Cette histoire est évidente dans la maison et l’atelier en bord de mer de Sue Morgan à Hope Cove. Alors que le brouillard – une pluie légère et persistante – recouvre le village, je me suis mis en route pour la voir travailler en personne.
Les engins de pêche sont empilés à l’extérieur de l’atelier, qui sert également d’entrepôt pour son mari pêcheur. À l’intérieur, entouré de tours d’engins de pêche, Morgan me montre comment faire un pot de withy. Elle plie des bâtons de saule de 6 ou 7 pieds autour d’un « gabarit » qui maintient les bâtons en place pendant qu’un entonnoir supérieur est fabriqué. Plus de saule est utilisé pour faire sonner le pot horizontalement, et une base de saule est fixée au fond.

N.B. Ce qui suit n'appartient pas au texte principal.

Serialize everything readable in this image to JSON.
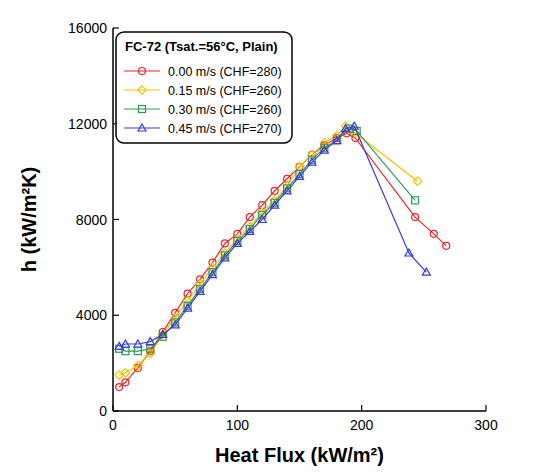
{
  "chart_data": {
    "type": "line",
    "legend_title": "FC-72 (Tsat.=56°C, Plain)",
    "x_label": "Heat Flux (kW/m²)",
    "y_label": "h (kW/m²K)",
    "xlim": [
      0,
      300
    ],
    "xticks": [
      0,
      100,
      200,
      300
    ],
    "ylim": [
      0,
      16000
    ],
    "yticks": [
      0,
      4000,
      8000,
      12000,
      16000
    ],
    "grid": false,
    "legend": "upper left",
    "series": [
      {
        "name": "0.00 m/s (CHF=280)",
        "color": "#e8262a",
        "marker": "circle",
        "line_style": "solid",
        "x": [
          5,
          10,
          20,
          30,
          40,
          50,
          60,
          70,
          80,
          90,
          100,
          110,
          120,
          130,
          140,
          150,
          160,
          170,
          180,
          188,
          195,
          243,
          258,
          268
        ],
        "values": [
          1000,
          1200,
          1800,
          2500,
          3300,
          4100,
          4900,
          5500,
          6200,
          7000,
          7400,
          8100,
          8600,
          9200,
          9700,
          10200,
          10700,
          11100,
          11400,
          11600,
          11400,
          8100,
          7400,
          6900
        ]
      },
      {
        "name": "0.15 m/s (CHF=260)",
        "color": "#f2c200",
        "marker": "diamond",
        "line_style": "solid",
        "x": [
          5,
          10,
          20,
          30,
          40,
          50,
          60,
          70,
          80,
          90,
          100,
          110,
          120,
          130,
          140,
          150,
          160,
          170,
          180,
          187,
          195,
          245
        ],
        "values": [
          1500,
          1600,
          1900,
          2400,
          3200,
          3900,
          4600,
          5300,
          6000,
          6600,
          7200,
          7700,
          8300,
          8800,
          9400,
          10200,
          10700,
          11200,
          11500,
          11900,
          11600,
          9600
        ]
      },
      {
        "name": "0.30 m/s (CHF=260)",
        "color": "#2e9a5a",
        "marker": "square",
        "line_style": "solid",
        "x": [
          5,
          10,
          20,
          30,
          40,
          50,
          60,
          70,
          80,
          90,
          100,
          110,
          120,
          130,
          140,
          150,
          160,
          170,
          180,
          190,
          196,
          243
        ],
        "values": [
          2600,
          2500,
          2500,
          2600,
          3100,
          3700,
          4400,
          5100,
          5800,
          6500,
          7100,
          7600,
          8200,
          8700,
          9300,
          9900,
          10500,
          11000,
          11300,
          11800,
          11700,
          8800
        ]
      },
      {
        "name": "0.45 m/s (CHF=270)",
        "color": "#3b3bd6",
        "marker": "triangle",
        "line_style": "solid",
        "x": [
          5,
          10,
          20,
          30,
          40,
          50,
          60,
          70,
          80,
          90,
          100,
          110,
          120,
          130,
          140,
          150,
          160,
          170,
          180,
          187,
          194,
          238,
          252
        ],
        "values": [
          2700,
          2800,
          2800,
          2900,
          3200,
          3600,
          4300,
          5000,
          5700,
          6400,
          7000,
          7500,
          8000,
          8600,
          9200,
          9800,
          10400,
          10900,
          11300,
          11800,
          11900,
          6600,
          5800
        ]
      }
    ]
  }
}
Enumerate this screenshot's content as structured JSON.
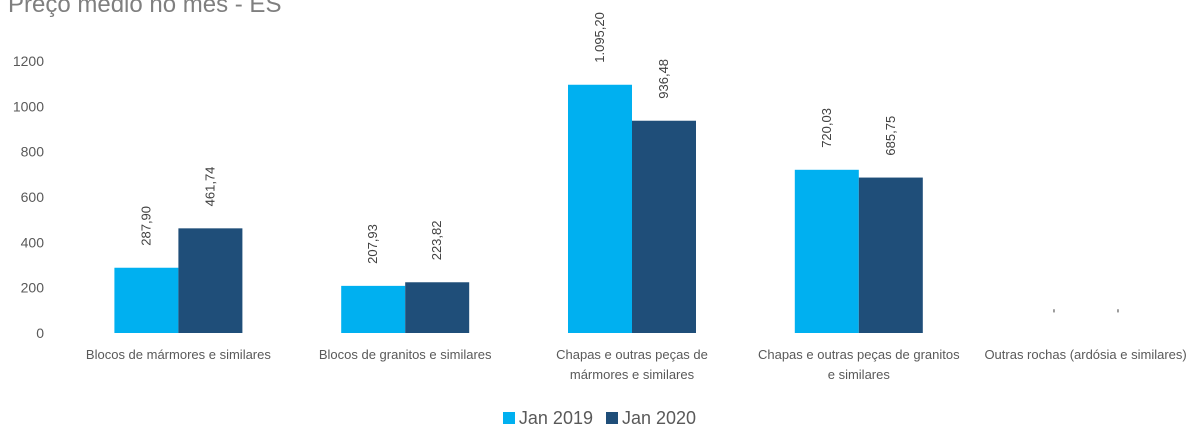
{
  "chart_data": {
    "type": "bar",
    "title": "Preço médio no mês - ES",
    "categories": [
      [
        "Blocos de mármores e similares"
      ],
      [
        "Blocos de granitos e similares"
      ],
      [
        "Chapas e outras peças de",
        "mármores e similares"
      ],
      [
        "Chapas e outras peças de granitos",
        "e similares"
      ],
      [
        "Outras rochas (ardósia e similares)"
      ]
    ],
    "series": [
      {
        "name": "Jan 2019",
        "color": "#00b0f0",
        "values": [
          287.9,
          207.93,
          1095.2,
          720.03,
          null
        ],
        "labels": [
          "287,90",
          "207,93",
          "1.095,20",
          "720,03",
          "-"
        ]
      },
      {
        "name": "Jan 2020",
        "color": "#1f4e79",
        "values": [
          461.74,
          223.82,
          936.48,
          685.75,
          null
        ],
        "labels": [
          "461,74",
          "223,82",
          "936,48",
          "685,75",
          "-"
        ]
      }
    ],
    "ylim": [
      0,
      1200
    ],
    "yticks": [
      0,
      200,
      400,
      600,
      800,
      1000,
      1200
    ],
    "grid": false,
    "legend_position": "bottom"
  }
}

« Vous récoltiez le saule en décembre, lorsque les feuilles étaient tombées des arbres et que la mer était trop agitée pour la pêche », explique Morgan. « Un équipage de deux hommes pourrait faire environ 80 pots entre eux en un hiver, et cela leur durerait toute la saison suivante. »
Morgan, qui a déménagé à Hope Cove en 1984, a appris à fabriquer des pots avec un local nommé Eric Jarvis. Sa mort en 1992 l’a fait penser à l’avenir. « À l’époque, il n’y avait aucun intérêt à sauver des choses », dit-elle. « Mais j’ai pensé, apportez-moi du saule parce que sinon, ce métier va mourir aussi, et personne ne se souviendra de tout! »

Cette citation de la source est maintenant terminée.